Elasticsearch in Action: Testing Text Analyzers
The excerpts are taken from my book Elasticsearch in Action, Second Edition. The code is available in my GitHub repository. You can find executable Kibana scripts in the repository so you can run the commands in Kibana straight away. All code is tested against Elasticsearch 8.4 version.
You might be a bit curious to find out how Elasticsearch breaks the text, modifies it, and then plays with it. After all, knowing how the text is split and enhanced upfront helps us to choose the appropriate analyzer and customize it if needed. Fortunately, Elasticsearch exposes an endpoint just for testing the text analysis process. It provides an _analyze
endpoint that helps us understand the process in detail. This is really a handy API that allows us to test how the engine treats a text when indexed. It’ll be easy to explain using an example.
Let’s just say we want to find out how Elasticsearch deals with this piece of text when indexed: “James bond 007”. The following listing shows this in action.
GET _analyze
{
"text": "James Bond 007"
}
This script produces a set of tokens as shown in thefigure below.

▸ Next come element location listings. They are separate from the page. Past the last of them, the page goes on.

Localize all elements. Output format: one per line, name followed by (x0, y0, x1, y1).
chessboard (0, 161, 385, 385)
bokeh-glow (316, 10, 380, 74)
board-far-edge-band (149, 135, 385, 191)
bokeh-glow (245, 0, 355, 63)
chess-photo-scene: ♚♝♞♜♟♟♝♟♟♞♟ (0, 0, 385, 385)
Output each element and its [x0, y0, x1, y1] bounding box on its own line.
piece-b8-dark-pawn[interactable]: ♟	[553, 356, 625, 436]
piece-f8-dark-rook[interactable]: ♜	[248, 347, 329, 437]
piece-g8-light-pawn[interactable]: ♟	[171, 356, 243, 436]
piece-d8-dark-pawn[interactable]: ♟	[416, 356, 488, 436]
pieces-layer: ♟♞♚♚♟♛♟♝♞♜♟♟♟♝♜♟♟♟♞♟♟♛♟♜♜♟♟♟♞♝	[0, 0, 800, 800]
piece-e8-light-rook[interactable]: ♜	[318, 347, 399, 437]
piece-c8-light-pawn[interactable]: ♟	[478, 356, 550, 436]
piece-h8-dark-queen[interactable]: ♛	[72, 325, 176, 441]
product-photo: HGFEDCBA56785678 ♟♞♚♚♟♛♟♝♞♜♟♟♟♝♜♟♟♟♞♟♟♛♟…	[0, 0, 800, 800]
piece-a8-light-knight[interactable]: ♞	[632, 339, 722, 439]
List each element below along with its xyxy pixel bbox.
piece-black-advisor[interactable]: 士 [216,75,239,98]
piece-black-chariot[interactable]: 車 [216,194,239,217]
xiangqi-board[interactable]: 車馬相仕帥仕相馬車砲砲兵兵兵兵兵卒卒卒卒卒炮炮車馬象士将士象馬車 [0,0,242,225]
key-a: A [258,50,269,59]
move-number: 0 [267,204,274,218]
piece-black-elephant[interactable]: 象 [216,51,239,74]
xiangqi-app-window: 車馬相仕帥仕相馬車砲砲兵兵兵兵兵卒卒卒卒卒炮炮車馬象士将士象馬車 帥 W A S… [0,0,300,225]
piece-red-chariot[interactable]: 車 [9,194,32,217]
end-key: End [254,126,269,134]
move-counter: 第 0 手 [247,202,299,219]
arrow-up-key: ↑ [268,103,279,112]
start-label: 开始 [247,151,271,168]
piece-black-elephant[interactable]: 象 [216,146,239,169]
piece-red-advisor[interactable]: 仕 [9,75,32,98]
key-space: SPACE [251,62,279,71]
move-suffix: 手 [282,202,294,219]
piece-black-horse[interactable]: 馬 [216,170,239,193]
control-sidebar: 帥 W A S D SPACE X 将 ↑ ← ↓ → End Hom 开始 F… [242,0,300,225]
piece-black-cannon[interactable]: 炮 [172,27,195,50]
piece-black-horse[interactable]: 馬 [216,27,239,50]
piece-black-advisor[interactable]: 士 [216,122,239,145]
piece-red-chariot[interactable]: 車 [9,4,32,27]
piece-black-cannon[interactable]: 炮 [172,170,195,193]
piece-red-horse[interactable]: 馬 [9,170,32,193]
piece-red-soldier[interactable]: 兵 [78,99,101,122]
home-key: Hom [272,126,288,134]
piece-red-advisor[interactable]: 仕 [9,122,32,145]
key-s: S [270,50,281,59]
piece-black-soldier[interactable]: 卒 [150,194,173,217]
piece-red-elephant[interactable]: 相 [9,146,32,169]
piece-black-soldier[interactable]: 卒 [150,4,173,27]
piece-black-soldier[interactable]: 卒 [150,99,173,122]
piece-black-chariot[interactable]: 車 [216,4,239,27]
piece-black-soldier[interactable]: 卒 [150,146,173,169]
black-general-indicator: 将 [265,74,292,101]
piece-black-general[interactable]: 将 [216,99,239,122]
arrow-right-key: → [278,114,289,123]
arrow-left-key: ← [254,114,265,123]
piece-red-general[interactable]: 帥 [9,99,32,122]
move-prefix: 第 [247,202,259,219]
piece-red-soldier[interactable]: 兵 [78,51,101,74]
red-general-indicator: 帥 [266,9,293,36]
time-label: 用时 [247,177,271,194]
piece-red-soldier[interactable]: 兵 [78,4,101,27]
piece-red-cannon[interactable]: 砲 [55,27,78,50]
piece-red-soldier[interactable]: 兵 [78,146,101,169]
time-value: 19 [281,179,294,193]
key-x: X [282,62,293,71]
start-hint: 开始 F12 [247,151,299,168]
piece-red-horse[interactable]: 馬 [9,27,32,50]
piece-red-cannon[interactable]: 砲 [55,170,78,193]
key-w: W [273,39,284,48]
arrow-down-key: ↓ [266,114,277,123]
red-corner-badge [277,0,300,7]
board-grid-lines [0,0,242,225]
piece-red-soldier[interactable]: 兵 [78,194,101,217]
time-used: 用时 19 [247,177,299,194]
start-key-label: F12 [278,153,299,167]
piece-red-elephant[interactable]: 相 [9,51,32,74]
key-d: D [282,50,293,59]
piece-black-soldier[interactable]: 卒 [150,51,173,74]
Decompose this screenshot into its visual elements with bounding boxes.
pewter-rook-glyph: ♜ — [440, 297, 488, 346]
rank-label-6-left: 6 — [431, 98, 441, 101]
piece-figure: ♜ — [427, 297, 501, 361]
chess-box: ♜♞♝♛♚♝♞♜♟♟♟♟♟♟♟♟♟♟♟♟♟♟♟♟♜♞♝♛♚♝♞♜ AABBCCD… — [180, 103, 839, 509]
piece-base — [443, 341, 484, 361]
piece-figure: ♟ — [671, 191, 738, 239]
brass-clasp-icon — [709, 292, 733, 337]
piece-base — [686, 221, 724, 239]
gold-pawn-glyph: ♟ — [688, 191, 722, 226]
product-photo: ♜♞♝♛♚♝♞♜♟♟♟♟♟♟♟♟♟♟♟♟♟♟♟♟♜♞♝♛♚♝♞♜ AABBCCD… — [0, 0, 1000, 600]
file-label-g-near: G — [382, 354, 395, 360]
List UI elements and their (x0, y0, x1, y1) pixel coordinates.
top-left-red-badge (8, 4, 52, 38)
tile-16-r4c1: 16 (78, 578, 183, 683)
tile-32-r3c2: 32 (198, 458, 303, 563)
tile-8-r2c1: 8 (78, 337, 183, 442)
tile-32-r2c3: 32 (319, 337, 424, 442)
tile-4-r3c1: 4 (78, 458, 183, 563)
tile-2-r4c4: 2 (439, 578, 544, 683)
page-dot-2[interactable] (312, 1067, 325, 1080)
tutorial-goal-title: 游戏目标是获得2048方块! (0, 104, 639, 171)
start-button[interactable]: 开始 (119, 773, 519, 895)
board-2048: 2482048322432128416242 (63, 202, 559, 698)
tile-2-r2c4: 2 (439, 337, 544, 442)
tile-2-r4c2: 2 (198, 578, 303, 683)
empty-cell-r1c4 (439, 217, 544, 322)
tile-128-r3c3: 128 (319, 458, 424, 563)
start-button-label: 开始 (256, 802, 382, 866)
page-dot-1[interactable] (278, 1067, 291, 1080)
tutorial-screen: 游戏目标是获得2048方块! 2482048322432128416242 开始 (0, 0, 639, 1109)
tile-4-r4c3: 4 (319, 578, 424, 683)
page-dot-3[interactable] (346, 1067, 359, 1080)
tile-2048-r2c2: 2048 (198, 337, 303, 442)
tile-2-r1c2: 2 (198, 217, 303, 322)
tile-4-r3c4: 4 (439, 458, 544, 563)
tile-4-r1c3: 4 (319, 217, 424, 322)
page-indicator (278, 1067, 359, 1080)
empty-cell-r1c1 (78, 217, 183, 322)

The output of the query shows us how the analyzer treats the text field. In this case, the field is split into three tokens (“james”, “bond”
, and “007”
), all lowercase. Because we didn’t specify the analyzer in the code, by default, it is assumed to be the standard analyzer. Each of the tokens has a type ALPHANUM
for string, NUM
for numeric token, and so on. The position of the token is saved too, as you can see from the result shown in the figure. That brings to the next point: specifying the analyzer explicitly during the _analyze
test.
Explicit analyzer tests
In listing in the previous section, we didn’t mention the analyzer, although it was applied implicitly by the engine. This is the standard analyzer by default. However, we can explicitly enable an analyzer too. The code in the following listing shows how to enable the simple
analyzer.
GET _analyze
{
"text": "James Bond 007",
"analyzer": "simple"
}
The simple
analyzer truncates text when a nonletter character is encountered, so this code produces only two tokens, “james” and “bond” (“007” was truncated), as opposed to three tokens from the earlier script that used the standard analyzer.
If you are curious, change the analyzer to english
. The output tokens would then be “jame”, “bond”, and “007”. The notable point is that “james” has been stemmed to “jame” when the english
analyzer was applied.
Configuring analyzers on the fly
We can also use the _analyze
API to club together a few filters and a tokenizer (as though we are creating a custom analyzer on the fly). The idea is that we can create a custom analyzer by mixing and matching the given filters and tokenizers. (We are not really building or developing a new analyzer as such). This on-demand custom analyzer is demonstrated in the following code listing,
GET _analyze
{
"tokenizer": "path_hierarchy",
"filter": ["uppercase"],
"text": "/Volumes/FILES/Dev"
}
The code in this listing uses a path_hierarchy
with an uppercase filter, and therefore produces three tokens: “/VOLUMES”, “/VOLUMES/FILES”
, and “/VOLUMES/FILES/DEV”
. The path_hierarchy
tokenizer splits the text, based on a path separator; hence, you see three tokens telling us about the three folders of hierarchy.
The _analyze endpoint : The _analyze
endpoint helps a lot when understanding the way the text has been treated and indexed by the engine, as well as the reasons why a search query may not have produced the desired output. We can use this as the first point to test our text with the expected analyzers before we proceed to put the code into production.